GDS is also used by an R/Bioconductor package GWASTools as one of its data storage formats (Zheng et al., 2012, Gogarten et al., 2012). GWASTools provides many functions for quality control and analysis of GWAS, including statistics by SNP or scan, batch quality, chromosome anomalies, association tests, etc.

Flowchart of parallel computing for principal component analysis and identity-by-descent analysis.

Figur 1: Flowchart of parallel computing for principal component analysis and identity-by-descent analysis.

R is the most popular statistical programming environment, but one not typically optimized for high performance or parallel computing which would ease the burden of large-scale GWAS calculations.
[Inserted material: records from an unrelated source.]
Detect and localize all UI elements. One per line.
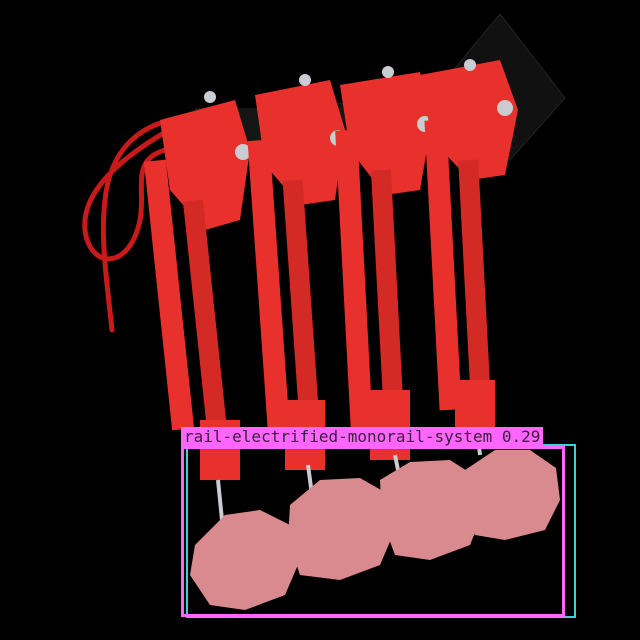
contact-shoe	[288, 478, 395, 580]
collector-arm	[143, 91, 251, 521]
collector-arm	[247, 74, 346, 496]
collector-arm	[335, 66, 433, 471]
contact-shoe	[190, 510, 300, 610]
collector-arm	[420, 59, 518, 456]
detection-label: rail-electrified-monorail-system 0.29	[181, 427, 544, 447]
contact-shoe	[465, 450, 560, 540]
detection-class: rail-electrified-monorail-system	[184, 427, 493, 446]
detection-box	[181, 446, 565, 617]
contact-shoe	[380, 460, 482, 560]
cable	[82, 115, 193, 333]
detection-confidence: 0.29	[501, 427, 541, 446]
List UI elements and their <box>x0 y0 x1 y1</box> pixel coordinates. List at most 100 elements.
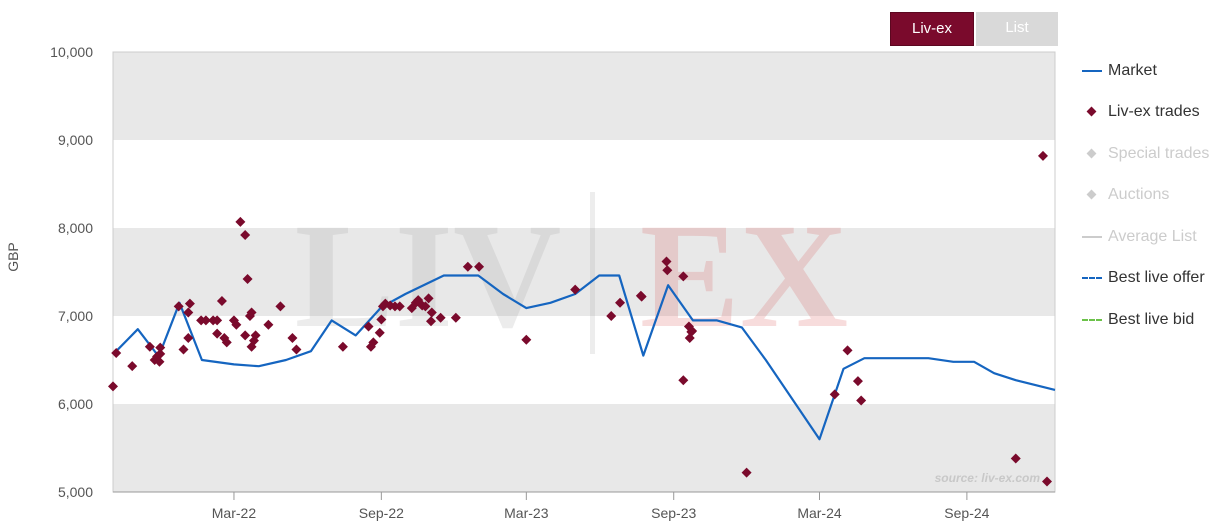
legend-item-average-list[interactable]: Average List <box>1080 216 1222 258</box>
tab-list[interactable]: List <box>976 12 1058 46</box>
trade-point[interactable] <box>435 312 446 323</box>
legend-label: Best live offer <box>1108 269 1205 287</box>
trade-point[interactable] <box>127 361 138 372</box>
legend-item-auctions[interactable]: Auctions <box>1080 175 1222 217</box>
watermark: LIV EX <box>295 192 848 359</box>
trade-point[interactable] <box>615 297 626 308</box>
trade-point[interactable] <box>240 330 251 341</box>
trade-point[interactable] <box>856 395 867 406</box>
trade-point[interactable] <box>829 389 840 400</box>
trade-point[interactable] <box>183 307 194 318</box>
series-liv-ex-trades <box>108 150 1052 487</box>
trade-point[interactable] <box>1010 453 1021 464</box>
trade-point[interactable] <box>235 216 246 227</box>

To overcome these limitations we have developed a project named CoreArray (http://corearray.sourceforge.net/) that includes two R packages: gdsfmt to provide efficient, platform independent memory and file management for genome-wide numerical data, and SNPRelate to solve large-scale, numerically intensive GWAS calculations (i.e., PCA and IBD) on multi-core symmetric multiprocessing (SMP) computer architectures.

This vignette takes the user through the relatedness and principal component analysis used for genome wide association data. The methods in these vignettes have been introduced in the paper of Zheng et al. (2012). For replication purposes the data used here are taken from the HapMap Phase II project. These data were kindly provided by the Center for Inherited Disease Research (CIDR) at Johns Hopkins University and the Broad Institute of MIT and Harvard University (Broad). The data supplied here should not be used for any purpose other than this tutorial.